- Conservation status: Least Concern (IUCN 3.1)

Scientific classification
- Kingdom: Animalia
- Phylum: Chordata
- Class: Actinopterygii
- Order: Siluriformes
- Family: Callichthyidae
- Genus: Gastrodermus
- Species: G. pauciradiatus
- Binomial name: Gastrodermus pauciradiatus (S. H. Weitzman & Nijssen, 1970)
- Synonyms: Corydoras pauciradiatus Weitzman & Nijssen, 1970; Aspidoras pauciradiatus (Weitzman & Nijssen, 1970);

= Sixray corydoras =

- Authority: (S. H. Weitzman & Nijssen, 1970)
- Conservation status: LC
- Synonyms: Corydoras pauciradiatus Weitzman & Nijssen, 1970, Aspidoras pauciradiatus (Weitzman & Nijssen, 1970)

Species of fish

The sixray corydoras (Gastrodermus pauciradiatus) or false corydoras is a tropical freshwater fish belonging to the Corydoradinae sub-family of the family Callichthyidae.
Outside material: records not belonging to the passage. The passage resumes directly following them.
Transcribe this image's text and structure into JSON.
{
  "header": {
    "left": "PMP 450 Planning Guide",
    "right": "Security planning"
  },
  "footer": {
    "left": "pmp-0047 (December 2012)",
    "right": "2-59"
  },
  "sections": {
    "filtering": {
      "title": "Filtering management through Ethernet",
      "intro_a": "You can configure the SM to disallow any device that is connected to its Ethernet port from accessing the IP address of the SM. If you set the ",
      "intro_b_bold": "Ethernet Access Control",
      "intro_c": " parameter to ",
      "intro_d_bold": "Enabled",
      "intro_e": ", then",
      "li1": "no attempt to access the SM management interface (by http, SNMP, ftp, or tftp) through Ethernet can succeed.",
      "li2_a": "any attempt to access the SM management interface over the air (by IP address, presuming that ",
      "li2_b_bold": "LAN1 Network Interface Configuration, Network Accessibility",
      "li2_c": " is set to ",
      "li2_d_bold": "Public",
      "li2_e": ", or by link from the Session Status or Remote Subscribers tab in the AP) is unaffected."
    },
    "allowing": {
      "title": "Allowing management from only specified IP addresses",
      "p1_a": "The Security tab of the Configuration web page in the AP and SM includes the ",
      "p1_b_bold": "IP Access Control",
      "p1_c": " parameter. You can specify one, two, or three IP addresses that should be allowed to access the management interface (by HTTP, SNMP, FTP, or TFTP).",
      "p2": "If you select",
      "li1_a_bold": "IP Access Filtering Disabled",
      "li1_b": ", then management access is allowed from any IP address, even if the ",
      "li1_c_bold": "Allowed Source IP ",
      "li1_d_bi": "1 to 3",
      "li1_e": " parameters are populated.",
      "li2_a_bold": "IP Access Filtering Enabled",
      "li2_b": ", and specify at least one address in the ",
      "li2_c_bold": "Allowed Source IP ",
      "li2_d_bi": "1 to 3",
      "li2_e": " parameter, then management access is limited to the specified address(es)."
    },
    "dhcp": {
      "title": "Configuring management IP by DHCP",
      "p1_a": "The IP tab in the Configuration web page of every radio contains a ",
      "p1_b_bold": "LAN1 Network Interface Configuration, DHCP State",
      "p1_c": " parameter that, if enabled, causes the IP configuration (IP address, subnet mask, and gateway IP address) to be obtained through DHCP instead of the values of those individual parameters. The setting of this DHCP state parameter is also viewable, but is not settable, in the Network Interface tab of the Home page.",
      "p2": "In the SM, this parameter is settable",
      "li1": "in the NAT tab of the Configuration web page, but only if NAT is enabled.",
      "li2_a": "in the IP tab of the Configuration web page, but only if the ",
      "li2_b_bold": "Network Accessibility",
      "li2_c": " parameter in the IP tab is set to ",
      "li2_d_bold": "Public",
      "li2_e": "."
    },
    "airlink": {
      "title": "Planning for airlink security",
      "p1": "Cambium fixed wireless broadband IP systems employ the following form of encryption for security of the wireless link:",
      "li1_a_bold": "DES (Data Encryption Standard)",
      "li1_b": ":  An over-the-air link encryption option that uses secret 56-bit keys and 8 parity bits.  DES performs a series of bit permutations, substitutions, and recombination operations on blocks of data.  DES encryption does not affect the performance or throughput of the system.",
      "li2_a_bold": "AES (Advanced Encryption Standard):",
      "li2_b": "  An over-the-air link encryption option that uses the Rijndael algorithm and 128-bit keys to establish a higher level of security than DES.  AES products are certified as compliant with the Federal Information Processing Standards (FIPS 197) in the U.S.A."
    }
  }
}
It originates in inland waters in South America, and is found in the upper Araguaia River basin in Brazil.

The fish will grow in length up to 2.9 cm. It lives in a tropical climate in water with a pH of 6.0 – 7.2, a water hardness of 12 dGH, and a temperature range of 22–25 C. It feeds on worms, benthic crustaceans, insects, and plant matter. It lays eggs in dense vegetation and adults do not guard the eggs.

The sixray corydoras is of commercial importance in the aquarium trade industry.